In the aftermath of Superstorm Sandy, my mother is unaware of what has just transpired.
There was no
disaster in her universe, no howling winds, no loss of heat or light,
no paper that did not come to the door or phone that suddenly served no
purpose. The only things that she knows, the only things that she
comprehends are the comfort of the bed and the taste of the food.
Unable to see or to take in a change in any other circumstance, she
perceives that all is in order.
My wife has made the trip up the seven flights in the stairwell
before me. Like a coal miner, she wears a small headlight to guide her
path. There are no emergency lights here. As I hold onto the railing
as a guide, there is suddenly illumination coming towards me. A
family of four heads down to the lobby, two young children clearly enjoying
the novelty. They move away from me, and darkness again becomes my companion. I become slightly dizzy, making what seem like constant
sudden turns to the left.
I try to count the floors, and when seven is reached, I move towards
what should be a door. I push it open and find myself in a hallway.
Hearing the sounds emanating from but a few feet away, I know I have
calculated correctly.
On the kitchen table are close to a dozen hard boiled eggs. What
appears to be recently cooked meat sits nearby. The gas stove is still
working and so, at least for the moment, is the running water. Well, only the cold water.
My mother lays asleep in her room. During the worst of it, her
hospital bed was wheeled down the hall into an alcove, across from her
bathroom. Here she would be safe, even if the window in her room
shattered. Now, it was back in its place.

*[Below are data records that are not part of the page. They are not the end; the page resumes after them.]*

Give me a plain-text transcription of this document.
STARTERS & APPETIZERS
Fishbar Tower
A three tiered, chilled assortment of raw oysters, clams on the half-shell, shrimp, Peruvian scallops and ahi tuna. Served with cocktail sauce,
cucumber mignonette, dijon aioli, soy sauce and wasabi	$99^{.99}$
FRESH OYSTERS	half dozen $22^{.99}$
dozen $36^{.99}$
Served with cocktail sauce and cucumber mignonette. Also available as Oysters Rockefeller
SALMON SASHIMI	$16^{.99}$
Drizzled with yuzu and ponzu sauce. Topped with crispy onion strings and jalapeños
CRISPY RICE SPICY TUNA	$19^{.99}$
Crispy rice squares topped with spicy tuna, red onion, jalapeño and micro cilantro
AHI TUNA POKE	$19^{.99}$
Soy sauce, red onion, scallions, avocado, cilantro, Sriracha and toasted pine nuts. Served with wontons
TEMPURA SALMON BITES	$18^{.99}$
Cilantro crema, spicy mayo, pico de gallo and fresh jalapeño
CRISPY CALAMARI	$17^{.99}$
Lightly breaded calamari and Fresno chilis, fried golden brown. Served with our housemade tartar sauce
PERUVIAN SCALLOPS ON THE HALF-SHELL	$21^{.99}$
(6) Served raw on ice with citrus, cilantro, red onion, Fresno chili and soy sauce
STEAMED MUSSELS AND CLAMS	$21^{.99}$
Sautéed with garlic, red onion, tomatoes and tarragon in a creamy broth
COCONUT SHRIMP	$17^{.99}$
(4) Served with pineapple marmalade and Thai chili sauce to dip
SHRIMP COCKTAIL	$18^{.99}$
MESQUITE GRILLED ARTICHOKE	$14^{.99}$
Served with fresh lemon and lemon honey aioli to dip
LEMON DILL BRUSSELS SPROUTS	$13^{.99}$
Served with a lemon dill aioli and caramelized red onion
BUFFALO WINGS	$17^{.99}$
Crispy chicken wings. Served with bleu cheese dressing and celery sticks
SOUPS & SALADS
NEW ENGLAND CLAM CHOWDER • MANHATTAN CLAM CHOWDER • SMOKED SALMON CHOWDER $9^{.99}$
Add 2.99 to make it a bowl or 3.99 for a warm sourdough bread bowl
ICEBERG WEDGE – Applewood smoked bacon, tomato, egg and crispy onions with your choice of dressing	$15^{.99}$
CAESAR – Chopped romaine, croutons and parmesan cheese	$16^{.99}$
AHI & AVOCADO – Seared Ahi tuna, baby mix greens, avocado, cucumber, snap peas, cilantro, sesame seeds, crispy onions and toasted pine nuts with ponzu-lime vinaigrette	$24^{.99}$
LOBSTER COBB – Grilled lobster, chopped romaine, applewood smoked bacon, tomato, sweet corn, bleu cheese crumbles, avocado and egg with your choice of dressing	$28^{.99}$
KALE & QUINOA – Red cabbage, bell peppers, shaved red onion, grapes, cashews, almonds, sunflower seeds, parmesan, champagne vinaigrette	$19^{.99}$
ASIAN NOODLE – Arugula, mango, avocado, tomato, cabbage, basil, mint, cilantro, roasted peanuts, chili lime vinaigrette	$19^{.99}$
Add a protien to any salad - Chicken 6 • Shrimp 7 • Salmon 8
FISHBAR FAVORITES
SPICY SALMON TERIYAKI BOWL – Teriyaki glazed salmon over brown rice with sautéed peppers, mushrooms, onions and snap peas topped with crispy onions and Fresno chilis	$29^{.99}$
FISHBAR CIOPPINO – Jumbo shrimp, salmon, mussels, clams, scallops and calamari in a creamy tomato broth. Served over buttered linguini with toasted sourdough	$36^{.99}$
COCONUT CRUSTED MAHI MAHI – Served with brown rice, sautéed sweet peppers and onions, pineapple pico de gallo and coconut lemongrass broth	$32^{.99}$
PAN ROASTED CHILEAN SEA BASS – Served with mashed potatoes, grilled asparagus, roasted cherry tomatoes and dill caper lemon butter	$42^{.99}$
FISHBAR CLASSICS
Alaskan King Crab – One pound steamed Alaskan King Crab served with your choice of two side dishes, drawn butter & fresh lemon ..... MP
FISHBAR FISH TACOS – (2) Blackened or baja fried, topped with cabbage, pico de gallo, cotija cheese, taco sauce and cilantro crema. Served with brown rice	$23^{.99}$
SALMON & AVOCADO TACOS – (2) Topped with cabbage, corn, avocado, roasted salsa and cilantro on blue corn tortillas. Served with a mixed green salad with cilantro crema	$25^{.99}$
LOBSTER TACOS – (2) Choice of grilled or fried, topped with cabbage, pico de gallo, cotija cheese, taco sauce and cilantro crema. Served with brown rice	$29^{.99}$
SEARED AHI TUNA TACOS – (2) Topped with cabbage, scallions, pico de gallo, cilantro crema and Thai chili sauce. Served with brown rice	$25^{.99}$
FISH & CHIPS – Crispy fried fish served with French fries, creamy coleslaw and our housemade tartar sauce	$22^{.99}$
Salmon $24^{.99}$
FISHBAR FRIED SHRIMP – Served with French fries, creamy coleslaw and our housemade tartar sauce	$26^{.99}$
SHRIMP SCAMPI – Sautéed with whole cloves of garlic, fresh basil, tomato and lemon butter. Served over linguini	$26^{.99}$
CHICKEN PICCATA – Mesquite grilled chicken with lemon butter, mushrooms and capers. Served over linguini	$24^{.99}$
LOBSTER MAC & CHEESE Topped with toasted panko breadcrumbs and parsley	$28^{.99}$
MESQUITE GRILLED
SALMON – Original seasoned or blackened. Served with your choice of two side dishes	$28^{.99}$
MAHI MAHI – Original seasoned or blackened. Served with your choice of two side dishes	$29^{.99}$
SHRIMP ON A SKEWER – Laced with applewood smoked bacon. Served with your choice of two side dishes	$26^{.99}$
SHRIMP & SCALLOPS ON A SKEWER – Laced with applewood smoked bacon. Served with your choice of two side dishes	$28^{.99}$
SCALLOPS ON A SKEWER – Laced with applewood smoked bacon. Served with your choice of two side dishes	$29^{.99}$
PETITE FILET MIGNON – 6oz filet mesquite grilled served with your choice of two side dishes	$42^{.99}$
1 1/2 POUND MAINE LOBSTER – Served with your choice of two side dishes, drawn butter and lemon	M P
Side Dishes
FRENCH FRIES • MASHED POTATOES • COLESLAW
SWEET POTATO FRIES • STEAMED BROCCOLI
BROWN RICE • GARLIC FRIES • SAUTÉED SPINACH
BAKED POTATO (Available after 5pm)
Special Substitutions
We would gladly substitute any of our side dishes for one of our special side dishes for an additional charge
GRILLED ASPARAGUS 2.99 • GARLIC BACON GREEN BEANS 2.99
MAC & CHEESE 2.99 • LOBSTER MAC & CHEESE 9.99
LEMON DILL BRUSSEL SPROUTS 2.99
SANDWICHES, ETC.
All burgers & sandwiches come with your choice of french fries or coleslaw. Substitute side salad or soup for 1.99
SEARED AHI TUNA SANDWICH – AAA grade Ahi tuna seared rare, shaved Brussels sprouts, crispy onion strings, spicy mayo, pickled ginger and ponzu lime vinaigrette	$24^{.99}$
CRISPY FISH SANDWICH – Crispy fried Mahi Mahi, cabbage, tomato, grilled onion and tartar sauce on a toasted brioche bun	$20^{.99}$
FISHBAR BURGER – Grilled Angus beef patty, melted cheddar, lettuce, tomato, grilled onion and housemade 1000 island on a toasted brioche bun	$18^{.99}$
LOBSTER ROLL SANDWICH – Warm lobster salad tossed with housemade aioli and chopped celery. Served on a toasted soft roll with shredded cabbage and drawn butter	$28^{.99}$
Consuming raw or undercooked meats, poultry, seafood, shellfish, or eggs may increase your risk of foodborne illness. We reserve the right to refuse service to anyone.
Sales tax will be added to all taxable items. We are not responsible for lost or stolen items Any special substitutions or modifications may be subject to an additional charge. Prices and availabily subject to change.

The problem, and it was one,
was that the electrical controls were, like almost everything else in
this altered world, not working. And so, it was an immovable object, at
least in the sense that it would lower its inhabitant into position to
be lifted up and out. My mom was a prisoner.
Today I made two trips up and down the stairwell. The first brought
news to my mom's caretaker of the outside world. There was no certainty
when power would be restored. The apartment was getting colder, and only
a few lanterns kept this space from total darkness as soon as night
fell. The second was to return dirty laundry now clean and a cell phone
now charged.
My sister and I, and our respective families, must decide with my
mom's caretaker if it is time to leave. But how and where? The first
hurdle is to get my mom down seven flights to begin her journey. It seems to
me that everything that holds her together is so fragile that I dread
the thought of what that trip will do. And even if that happens, even if
the fire department, or the ambulance corps, or whoever rescues people
rescue her, then what?
We have all been on the phone trying to locate a local facility that
is willing and able to take on the responsibility, short term, for my
mom. Some have too much red tape, some have no openings, some are
struggling with the impacts of the storm themselves, and are unreachable
as a result. We struggle to match need and availability.
And my mom's caretaker insists that she and mom are fine. There is
plenty of food and water, and no good reason to put my mom through the
stress of displacement. What if the power comes back soon? What is the
right thing to do and when?
In the morning a call should come from one of the nursing homes. Two
of their residents went to the hospital today, and if they are not
returning to the home, then there will be openings and a decision to be
made.
POSTSCRIPT (NOV 1, RJ): Good news!
Hard-working PSE&G crews have been restoring power all over the
state of NJ, and Dotsy's building got it back late last night. She lost
power for just over 48 hours. There are still hundreds of thousands of
homes in the state without power, but we are grateful that our situation
has improved markedly, and so has that of many of our neighbors.